Resolving a Medicare lien can be costlier and more time consuming than most other claims of similar value and complexity. Part of the reason for this is the relative rarity with which your claims adjusters process these claims. Part of it comes from the fact that Medicare regulations are constantly evolving. And, of course, the intricacies of properly reporting and filing these claims simply take a long time to complete.
We’ve established a simple, three step process for effectively resolving Medicare liens – and really, handling all Medicare compliance issues your company is faced with – quickly and efficiently.
Step 1: Partner With Flagship Services Group
The first step is simple: select Flagship as your one stop solution to ensure 100% Medicare compliance. As experts in the Medicare Compliance industry, this is all we do. Our representatives are fully in tune with the latest regulations, have established ongoing relationships with CMS representatives, and have developed a streamlined and effective process.
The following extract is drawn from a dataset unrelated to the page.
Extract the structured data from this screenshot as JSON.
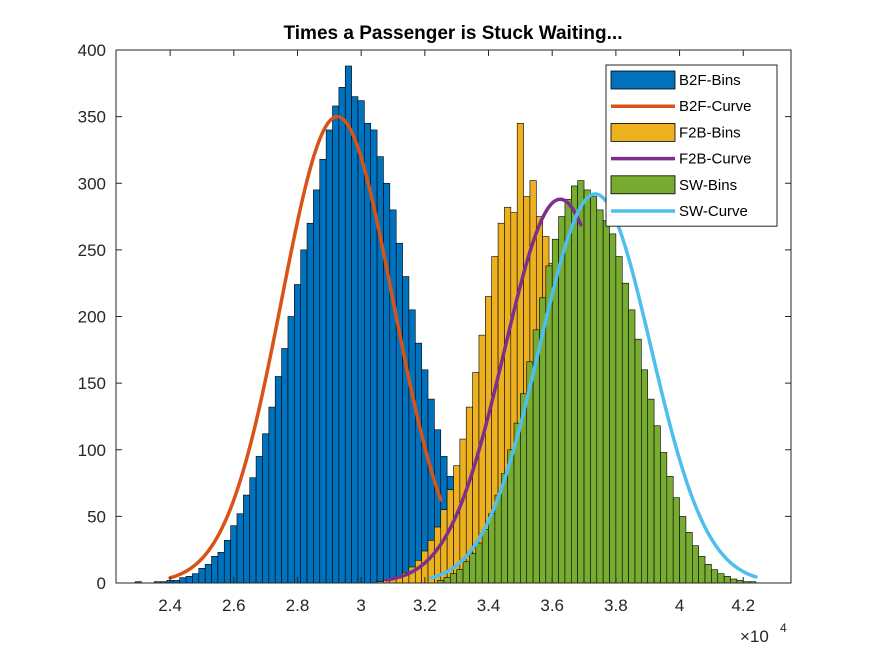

Flagship employees are incredibly good at what we do.
Taking a start-to-finish approach, we will:
Review all of your claims to ensure that every single Medicare-related claim is properly identified and processed.
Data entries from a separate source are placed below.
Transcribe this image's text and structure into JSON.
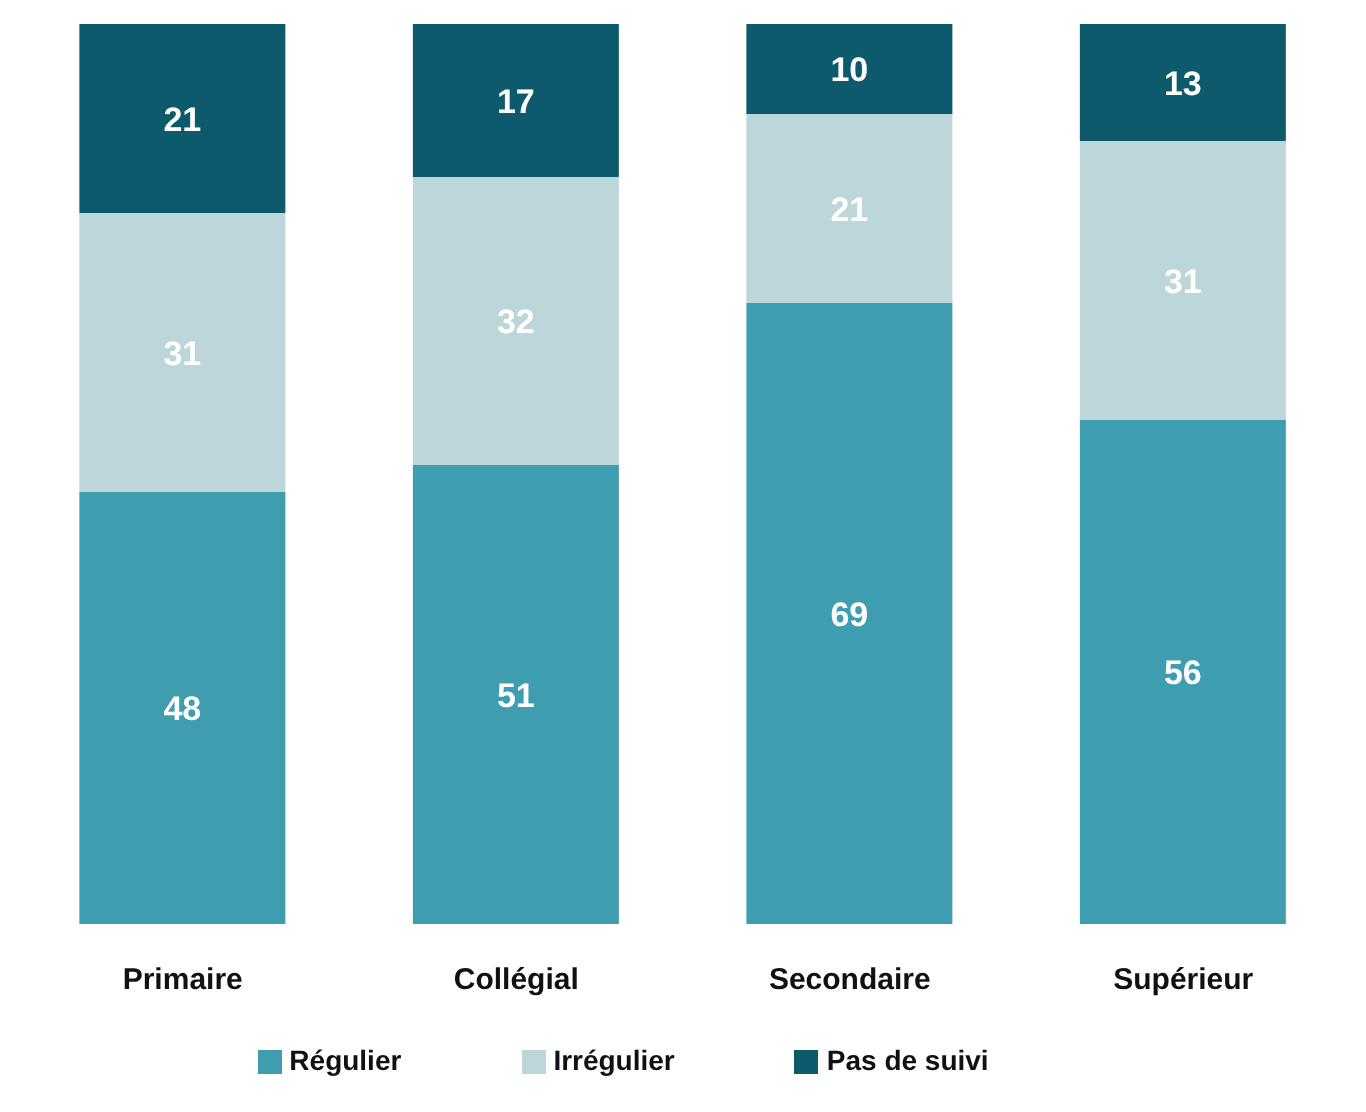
{
  "chart_data": {
    "type": "bar",
    "stacked": true,
    "categories": [
      "Primaire",
      "Collégial",
      "Secondaire",
      "Supérieur"
    ],
    "series": [
      {
        "name": "Régulier",
        "color": "#3f9db0",
        "values": [
          48,
          51,
          69,
          56
        ]
      },
      {
        "name": "Irrégulier",
        "color": "#bcd6d9",
        "values": [
          31,
          32,
          21,
          31
        ]
      },
      {
        "name": "Pas de suivi",
        "color": "#0d5a6c",
        "values": [
          21,
          17,
          10,
          13
        ]
      }
    ],
    "data_labels": true,
    "legend": "bottom",
    "grid": false
  }
}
Obtain the necessary documents to determine Medicare’s lien amount.
Review the claim carefully to remove any erroneous or overstated charges so we’re certain you’re not going to pay a dime more than you legally owe Medicare.
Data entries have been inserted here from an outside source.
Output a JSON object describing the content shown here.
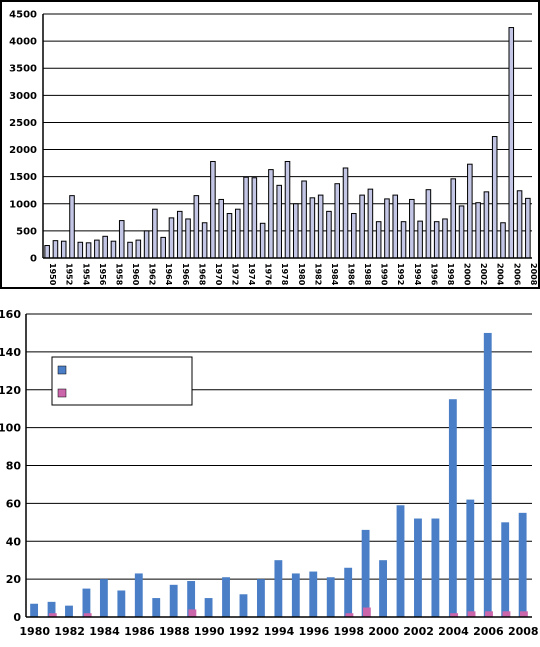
{
  "chart_data": [
    {
      "type": "bar",
      "title": "",
      "xlabel": "",
      "ylabel": "",
      "ylim": [
        0,
        4500
      ],
      "yticks": [
        0,
        500,
        1000,
        1500,
        2000,
        2500,
        3000,
        3500,
        4000,
        4500
      ],
      "grid": "horizontal",
      "categories": [
        "1950",
        "1951",
        "1952",
        "1953",
        "1954",
        "1955",
        "1956",
        "1957",
        "1958",
        "1959",
        "1960",
        "1961",
        "1962",
        "1963",
        "1964",
        "1965",
        "1966",
        "1967",
        "1968",
        "1969",
        "1970",
        "1971",
        "1972",
        "1973",
        "1974",
        "1975",
        "1976",
        "1977",
        "1978",
        "1979",
        "1980",
        "1981",
        "1982",
        "1983",
        "1984",
        "1985",
        "1986",
        "1987",
        "1988",
        "1989",
        "1990",
        "1991",
        "1992",
        "1993",
        "1994",
        "1995",
        "1996",
        "1997",
        "1998",
        "1999",
        "2000",
        "2001",
        "2002",
        "2003",
        "2004",
        "2005",
        "2006",
        "2007",
        "2008"
      ],
      "x_tick_labels": [
        "1950",
        "1952",
        "1954",
        "1956",
        "1958",
        "1960",
        "1962",
        "1964",
        "1966",
        "1968",
        "1970",
        "1972",
        "1974",
        "1976",
        "1978",
        "1980",
        "1982",
        "1984",
        "1986",
        "1988",
        "1990",
        "1992",
        "1994",
        "1996",
        "1998",
        "2000",
        "2002",
        "2004",
        "2006",
        "2008"
      ],
      "values": [
        230,
        320,
        310,
        1150,
        290,
        280,
        330,
        400,
        310,
        690,
        290,
        330,
        500,
        900,
        380,
        740,
        860,
        720,
        1150,
        650,
        1780,
        1080,
        820,
        900,
        1490,
        1480,
        640,
        1630,
        1340,
        1780,
        1000,
        1420,
        1110,
        1160,
        860,
        1370,
        1660,
        820,
        1160,
        1270,
        670,
        1090,
        1160,
        670,
        1080,
        680,
        1260,
        670,
        720,
        1460,
        960,
        1730,
        1020,
        1220,
        2240,
        650,
        4250,
        1240,
        1100
      ],
      "bar_color": "#c4c6e6",
      "bar_stroke": "#000000"
    },
    {
      "type": "bar",
      "title": "",
      "xlabel": "",
      "ylabel": "",
      "ylim": [
        0,
        160
      ],
      "yticks": [
        0,
        20,
        40,
        60,
        80,
        100,
        120,
        140,
        160
      ],
      "grid": "horizontal",
      "legend": "top-left",
      "categories": [
        "1980",
        "1981",
        "1982",
        "1983",
        "1984",
        "1985",
        "1986",
        "1987",
        "1988",
        "1989",
        "1990",
        "1991",
        "1992",
        "1993",
        "1994",
        "1995",
        "1996",
        "1997",
        "1998",
        "1999",
        "2000",
        "2001",
        "2002",
        "2003",
        "2004",
        "2005",
        "2006",
        "2007",
        "2008"
      ],
      "x_tick_labels": [
        "1980",
        "1982",
        "1984",
        "1986",
        "1988",
        "1990",
        "1992",
        "1994",
        "1996",
        "1998",
        "2000",
        "2002",
        "2004",
        "2006",
        "2008"
      ],
      "series": [
        {
          "color": "#4a7ec6",
          "values": [
            7,
            8,
            6,
            15,
            20,
            14,
            23,
            10,
            17,
            19,
            10,
            21,
            12,
            20,
            30,
            23,
            24,
            21,
            26,
            46,
            30,
            59,
            52,
            52,
            115,
            62,
            150,
            50,
            55
          ]
        },
        {
          "color": "#cc66aa",
          "values": [
            0,
            2,
            0,
            2,
            0,
            0,
            0,
            0,
            0,
            4,
            0,
            0,
            0,
            0,
            0,
            0,
            0,
            0,
            2,
            5,
            0,
            0,
            0,
            0,
            2,
            3,
            3,
            3,
            3
          ]
        }
      ]
    }
  ]
}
Step 2: Sit back and relax
With Flagship handling your Medicare claims from start to finish, the burden is removed from your claims adjusters and they can go on to handle the lighter claim volume and concentrate on those claims they can handle quickly and efficiently. This makes it easy to keep cycle times, paid costs, and reserves under control.
Step 3: Pay Medicare exactly what you owe them and not a penny more
With our review complete, we will present you with a final demand for payment from Medicare that you can be confident is the very lowest you can legally pay to close that claim.
Once you write that check, your job is over. We will obtain the necessary documentation to close the claim with Medicare.